Professor Yuen Kwok-yung (in light-coloured jacket) inspects the Moon Palace restaurant.


Yuen said air current tests conducted with smoke showed his earlier theory of airborne transmission remained the most likely explanation for the super-spreading event.

He said air flowed from the restaurant entrance to the rear, and exited through the kitchen. That meant virus particles exhaled by the maskless flight attendant, who was seated near the entrance, travelled through “cracks in the partitions” and even infected patrons seated far away at the back of VIP rooms.

Yuen also suspected an “air balancing” problem, as air purifying machines were installed near the ceiling – 4.1 metres high – meaning the ground level was not being provided with adequate air change.

Despite those flaws, Yuen said the many precautions taken by the restaurant including separate staff for serving meals and cleaning dirty tables had meant indirect transmission through environmental contamination such as water bottles was unlikely.

Yuen said such measures had kept the infection rate relatively low, at about 2 per cent, or six out of 207 patrons, compared with 30 per cent, or about 40 patients, in a previous super-spreading cluster at Mr Ming’s Chinese Dining in the K11 Musea shopping centre in Tsim Sha Tsui.

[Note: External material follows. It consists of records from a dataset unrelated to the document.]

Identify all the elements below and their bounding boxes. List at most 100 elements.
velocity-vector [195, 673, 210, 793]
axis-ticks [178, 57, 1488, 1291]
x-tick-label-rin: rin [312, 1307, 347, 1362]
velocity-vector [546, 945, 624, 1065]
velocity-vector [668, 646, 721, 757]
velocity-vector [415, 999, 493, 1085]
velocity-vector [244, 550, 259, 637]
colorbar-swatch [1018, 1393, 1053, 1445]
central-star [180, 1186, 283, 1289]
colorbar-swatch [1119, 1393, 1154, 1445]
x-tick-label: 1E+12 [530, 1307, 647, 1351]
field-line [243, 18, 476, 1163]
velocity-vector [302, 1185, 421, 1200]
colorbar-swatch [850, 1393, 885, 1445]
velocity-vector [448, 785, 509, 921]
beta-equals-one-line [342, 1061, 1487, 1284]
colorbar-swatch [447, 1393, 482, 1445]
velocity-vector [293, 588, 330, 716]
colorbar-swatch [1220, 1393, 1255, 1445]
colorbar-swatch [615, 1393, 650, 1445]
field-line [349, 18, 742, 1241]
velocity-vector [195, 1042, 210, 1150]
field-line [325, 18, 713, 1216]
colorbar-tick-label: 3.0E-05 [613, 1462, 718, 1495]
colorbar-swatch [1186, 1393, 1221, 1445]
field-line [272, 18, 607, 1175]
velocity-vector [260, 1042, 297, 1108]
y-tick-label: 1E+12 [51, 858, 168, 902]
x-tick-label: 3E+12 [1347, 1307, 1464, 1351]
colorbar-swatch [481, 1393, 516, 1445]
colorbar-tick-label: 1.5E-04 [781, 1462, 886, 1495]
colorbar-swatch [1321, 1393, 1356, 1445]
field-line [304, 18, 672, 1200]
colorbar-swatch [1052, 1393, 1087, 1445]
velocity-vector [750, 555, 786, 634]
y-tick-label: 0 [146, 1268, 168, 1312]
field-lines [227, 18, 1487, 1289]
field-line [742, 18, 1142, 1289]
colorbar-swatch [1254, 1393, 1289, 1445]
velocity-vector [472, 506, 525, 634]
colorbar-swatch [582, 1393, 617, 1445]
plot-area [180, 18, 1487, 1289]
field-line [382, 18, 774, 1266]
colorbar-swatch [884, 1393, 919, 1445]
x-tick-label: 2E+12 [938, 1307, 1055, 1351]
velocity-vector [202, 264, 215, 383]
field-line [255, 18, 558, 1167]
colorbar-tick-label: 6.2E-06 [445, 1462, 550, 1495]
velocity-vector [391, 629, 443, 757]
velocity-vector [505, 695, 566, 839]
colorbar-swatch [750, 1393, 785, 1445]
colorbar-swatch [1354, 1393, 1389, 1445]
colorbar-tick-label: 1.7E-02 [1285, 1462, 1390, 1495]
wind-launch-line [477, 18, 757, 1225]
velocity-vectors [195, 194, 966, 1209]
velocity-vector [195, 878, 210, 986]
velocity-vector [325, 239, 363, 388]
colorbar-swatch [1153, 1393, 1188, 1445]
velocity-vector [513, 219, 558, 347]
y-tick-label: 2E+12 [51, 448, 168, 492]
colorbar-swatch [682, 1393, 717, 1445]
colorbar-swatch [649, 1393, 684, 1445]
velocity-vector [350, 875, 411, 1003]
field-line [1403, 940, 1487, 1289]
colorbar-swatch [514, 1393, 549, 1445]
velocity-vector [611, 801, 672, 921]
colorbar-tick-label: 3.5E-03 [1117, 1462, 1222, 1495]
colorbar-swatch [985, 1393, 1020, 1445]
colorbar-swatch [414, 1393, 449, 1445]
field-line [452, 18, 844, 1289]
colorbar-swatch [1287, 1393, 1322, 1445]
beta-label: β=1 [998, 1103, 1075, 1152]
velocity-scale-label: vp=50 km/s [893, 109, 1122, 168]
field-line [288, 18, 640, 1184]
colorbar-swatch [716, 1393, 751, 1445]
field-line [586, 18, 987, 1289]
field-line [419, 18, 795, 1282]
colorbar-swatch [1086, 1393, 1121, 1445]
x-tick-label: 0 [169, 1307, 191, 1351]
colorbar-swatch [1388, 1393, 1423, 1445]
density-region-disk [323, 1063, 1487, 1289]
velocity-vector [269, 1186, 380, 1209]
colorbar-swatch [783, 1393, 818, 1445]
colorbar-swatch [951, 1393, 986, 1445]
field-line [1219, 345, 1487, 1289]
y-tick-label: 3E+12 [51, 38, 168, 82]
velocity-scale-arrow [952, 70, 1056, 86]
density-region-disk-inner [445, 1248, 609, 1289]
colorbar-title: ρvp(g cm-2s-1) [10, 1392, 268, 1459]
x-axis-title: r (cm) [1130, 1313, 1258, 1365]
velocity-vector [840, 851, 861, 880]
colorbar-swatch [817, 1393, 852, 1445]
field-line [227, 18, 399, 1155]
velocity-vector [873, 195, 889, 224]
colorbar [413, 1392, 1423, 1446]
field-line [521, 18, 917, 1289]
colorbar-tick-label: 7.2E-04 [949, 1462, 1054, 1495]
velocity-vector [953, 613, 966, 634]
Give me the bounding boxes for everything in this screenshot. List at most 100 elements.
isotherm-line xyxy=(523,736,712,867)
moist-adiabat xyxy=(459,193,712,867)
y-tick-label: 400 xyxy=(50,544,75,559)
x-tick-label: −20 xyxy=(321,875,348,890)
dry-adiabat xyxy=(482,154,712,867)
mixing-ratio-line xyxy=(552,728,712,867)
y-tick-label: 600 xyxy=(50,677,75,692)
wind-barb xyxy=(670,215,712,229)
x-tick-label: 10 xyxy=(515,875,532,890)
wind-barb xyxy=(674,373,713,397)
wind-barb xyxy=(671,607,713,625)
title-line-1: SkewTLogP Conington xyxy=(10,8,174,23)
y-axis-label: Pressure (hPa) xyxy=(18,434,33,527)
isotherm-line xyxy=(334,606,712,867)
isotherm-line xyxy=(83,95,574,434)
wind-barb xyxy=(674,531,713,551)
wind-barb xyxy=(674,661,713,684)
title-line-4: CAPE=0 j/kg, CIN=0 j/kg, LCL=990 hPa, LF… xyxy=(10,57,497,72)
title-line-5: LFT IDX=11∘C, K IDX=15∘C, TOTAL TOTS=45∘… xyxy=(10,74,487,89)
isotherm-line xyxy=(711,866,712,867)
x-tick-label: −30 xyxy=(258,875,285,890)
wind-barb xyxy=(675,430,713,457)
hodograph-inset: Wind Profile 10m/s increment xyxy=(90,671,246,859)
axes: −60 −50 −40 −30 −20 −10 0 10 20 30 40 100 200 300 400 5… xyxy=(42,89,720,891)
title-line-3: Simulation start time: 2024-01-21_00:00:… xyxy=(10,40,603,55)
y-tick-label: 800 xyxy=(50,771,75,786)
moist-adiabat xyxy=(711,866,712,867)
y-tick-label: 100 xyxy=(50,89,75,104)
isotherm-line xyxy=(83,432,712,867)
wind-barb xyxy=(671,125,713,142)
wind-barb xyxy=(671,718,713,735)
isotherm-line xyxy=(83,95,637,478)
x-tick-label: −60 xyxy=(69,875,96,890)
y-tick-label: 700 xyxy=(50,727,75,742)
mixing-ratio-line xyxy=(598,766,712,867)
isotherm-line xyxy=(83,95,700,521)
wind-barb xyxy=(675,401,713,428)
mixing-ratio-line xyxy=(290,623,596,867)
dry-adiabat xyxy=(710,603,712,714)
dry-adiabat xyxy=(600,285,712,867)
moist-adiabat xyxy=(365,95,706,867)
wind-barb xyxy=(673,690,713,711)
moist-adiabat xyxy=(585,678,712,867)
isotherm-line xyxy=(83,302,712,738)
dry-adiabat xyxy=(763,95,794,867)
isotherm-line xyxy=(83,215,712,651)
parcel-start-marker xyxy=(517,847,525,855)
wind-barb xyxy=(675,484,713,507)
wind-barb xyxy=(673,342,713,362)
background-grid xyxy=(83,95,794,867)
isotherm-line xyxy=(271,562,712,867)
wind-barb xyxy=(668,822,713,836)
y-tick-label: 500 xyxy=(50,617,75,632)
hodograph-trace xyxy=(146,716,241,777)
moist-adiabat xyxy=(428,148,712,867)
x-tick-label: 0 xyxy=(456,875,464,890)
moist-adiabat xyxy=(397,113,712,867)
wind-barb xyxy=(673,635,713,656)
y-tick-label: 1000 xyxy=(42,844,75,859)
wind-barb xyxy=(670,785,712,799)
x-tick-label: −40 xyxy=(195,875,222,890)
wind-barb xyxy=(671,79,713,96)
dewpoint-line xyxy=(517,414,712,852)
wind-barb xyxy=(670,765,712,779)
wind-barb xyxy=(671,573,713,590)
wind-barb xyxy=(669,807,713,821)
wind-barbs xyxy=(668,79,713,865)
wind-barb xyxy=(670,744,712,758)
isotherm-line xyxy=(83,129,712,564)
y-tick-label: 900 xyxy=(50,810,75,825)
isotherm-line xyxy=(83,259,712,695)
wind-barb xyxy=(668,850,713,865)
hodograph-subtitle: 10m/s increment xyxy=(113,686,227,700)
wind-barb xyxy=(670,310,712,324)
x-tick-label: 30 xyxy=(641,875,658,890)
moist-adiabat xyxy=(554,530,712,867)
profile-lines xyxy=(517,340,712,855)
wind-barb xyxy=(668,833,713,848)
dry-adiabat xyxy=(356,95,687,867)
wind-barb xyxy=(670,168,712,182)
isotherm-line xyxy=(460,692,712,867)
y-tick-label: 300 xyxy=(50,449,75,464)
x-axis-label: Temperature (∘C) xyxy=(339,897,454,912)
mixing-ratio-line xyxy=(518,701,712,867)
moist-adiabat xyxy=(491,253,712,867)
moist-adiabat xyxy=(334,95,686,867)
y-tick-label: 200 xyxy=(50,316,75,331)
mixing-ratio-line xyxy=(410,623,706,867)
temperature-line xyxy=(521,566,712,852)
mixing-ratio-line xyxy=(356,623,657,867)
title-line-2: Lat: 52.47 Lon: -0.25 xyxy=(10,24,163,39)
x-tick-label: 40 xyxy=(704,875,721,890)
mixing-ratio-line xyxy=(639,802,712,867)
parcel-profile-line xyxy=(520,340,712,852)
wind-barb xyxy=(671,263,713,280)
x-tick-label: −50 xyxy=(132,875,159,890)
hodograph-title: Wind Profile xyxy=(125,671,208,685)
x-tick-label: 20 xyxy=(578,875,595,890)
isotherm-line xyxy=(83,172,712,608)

“Our recommendation is for all Hong Kong citizens, if you are feeling unwell, please don’t dine out, because you may be shedding virus which can infect other people,” the University of Hong Kong microbiologist said.

“And this is exactly what happened in this case, this aircrew member actually had a headache, and also diarrhoea on the day when he went to this restaurant.”

Respiratory disease expert Dr Leung Chi-chiu said the untraceable case was a “dangerous signal” and could spark the beginning of a fifth wave of infections.

“We need to immediately tighten all our social-distancing measures, if we can detect these [new] cases and introduce social-distancing measures early, we can minimise transmissions,” he said.

Another government adviser, Professor David Hui Shu-cheong, also warned of possible clusters forming in Tuen Mun, but authorities needed time to complete genome sequencing and investigate the case first.

“If we can explain the chain of infection, then it’s not so worrying. But on the other hand, if it’s a totally unexplained community outbreak, then it’s very worrisome,” Hui said.

Both Leung and Hui said schools might need to close and people would have to work from home as much as possible if the situation worsened.

In her morning remarks, Chief Executive Carrie Lam stressed there were no plans yet to further tighten social-distancing rules or suspend school operations. She said compulsory testing and other anti-pandemic measures had been effective so far.

Dr Gilman Siu Kit-hang, associate professor at Polytechnic University’s health, technology and informatics department, said Omicron infected and multiplied 70 times faster than the Delta variant, and the median incubation period was three days. Delta was four to five days.

Covid-19 testing for arrivals or others should be done more regularly, almost every day, as Omicron is highly transmissive,” Siu told a radio show. “But the authorities can consider shortening the quarantine period from the current 21 days to 14 days, considering the Omicron variant usually can develop within seven days.”